ANOTHER MVP: Camet’s Hobart Extreme Technical Shorts, $80, add a UV rating of 40-plus, weigh in at a featherweight 9 ounces and offer offset side seams to reduce chafing.  See www.pointlomaoutfitting.com/camet.php

PL Outfitting’s Future Location

January 28th, 2008

You may, or may not, know that we are planning on moving from our current location here in the old J World San Diego office down the street to Liberty Station. Liberty Station is the old Naval Training Center, and is being re-developed as a residential, commercial, non-profit 12,000 acre mini-village. We have signed a lease for a 6,500 square foot building down in the Landing District( next to the golf course). This historical bulding as in the past been the brig, the Post Office and lastly a day-care center before the Navy moved out.

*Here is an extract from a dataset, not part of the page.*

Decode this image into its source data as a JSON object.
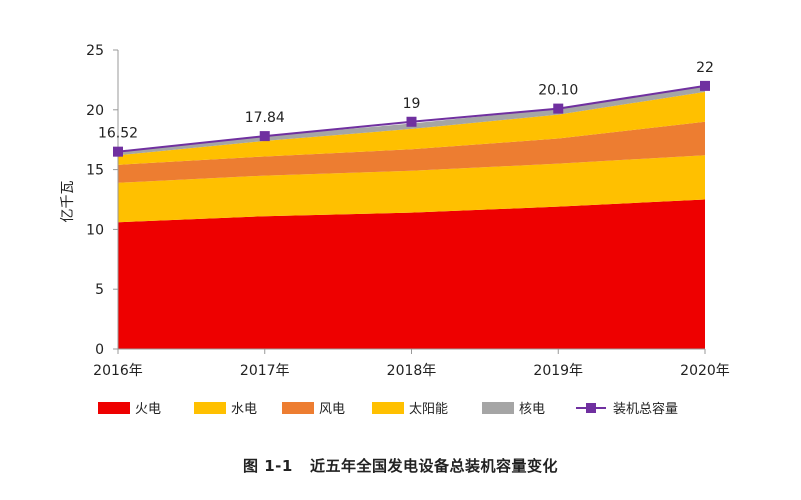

Anyway, we had planned on opening in the new location March 1, but now it looks like it will be late-April. The reason we felt we needed to get more space was we will be bringing in the complete sportswear line from SLAM; as well as expanding our coverage of the Patagonia line. When all is said and done we should have the largest coverage of Patagonia in San Diego County, especially when you count the new Patagonia Footwear line! While SLAM is best known in the States for their technical sailing gear, in Europe they are best known for their sportswear line. We are quite excited to be the only ones in the US that will bring bringing this line in.

In addition to the above we will also have a seoarte froom just for children’s clothing and shoes; expanded product line from Kaenon, as well as more accessories than you can shake a stick at!

Hopefully I will become smart enough to be able to include some pictures in future postings; but I will definitely keep you apprised of the progress. We hope to have a huge Grand Opening, and get the opportunity to meet you in person.

Key West Race Week Wrap-Up

January 26th, 2008

Well I did not quite follow through as promised; mostly due to technical issues with my lap-top, and somewhat due to the rather interesting weather pattern of the past week. Mondays racing was canceled due to high winds, Tuesday they got three races off in a medium breeze; Wednesday was canceled due to no wind, and then they got fives races off Thursday and Friday. Gear sales in the SLAM booth continued at a rather torrid pace, and by now they are packed up and headed back up the highway towards Miami.

When we arrived at the Key West airport over a week ago I commented on how many bags per person all of the sailors were carrying; then on race day I was amazed how big a bag the crews were bringing on board. With todays materials, and proper use of base layers a crew member should be able to fit all of there gear in a small bag (except boots if they wear them). Last year for the Cabo race (6-8 days) I managed everything; Racing Evolution Jacket and Lohn Johns, Capilene 4 Zip, Cap 3 bottoms, Cap1 Crew and Tshorts and underwear in just a small bag. At no point was I uncomfortable and wished I had brought more gear. If everyone had packed as light we would have saved almost 250 pounds!

I say all of this because last week the racers saw a wide range of conditions, but if they had layered up well they would have been able to save a lot of weight on board each day. I still remember back in the IOR days, if you were racing around the bouys the saying was: “If it fits in a baseball cap you can bring it.” Or if you were racing offshore you brought what you wore. Both of these statements were to emphasize keeping things light; but were also promoting unsafe preparation. Using today’s synthetic materials you can easily take enough gear to stay warm, get adequete sunprotection and not overload the boat with gear weight.

So next time you are going out for a day race and the breeze ia up, ask yourself if you really are taking the right gear. You do not need a 3-Layer jacket that is good for offshore sailing, when a 2-layer spray top will keep you just as dry and warm. In the end it the crew that has the fewest distractions that perform the best.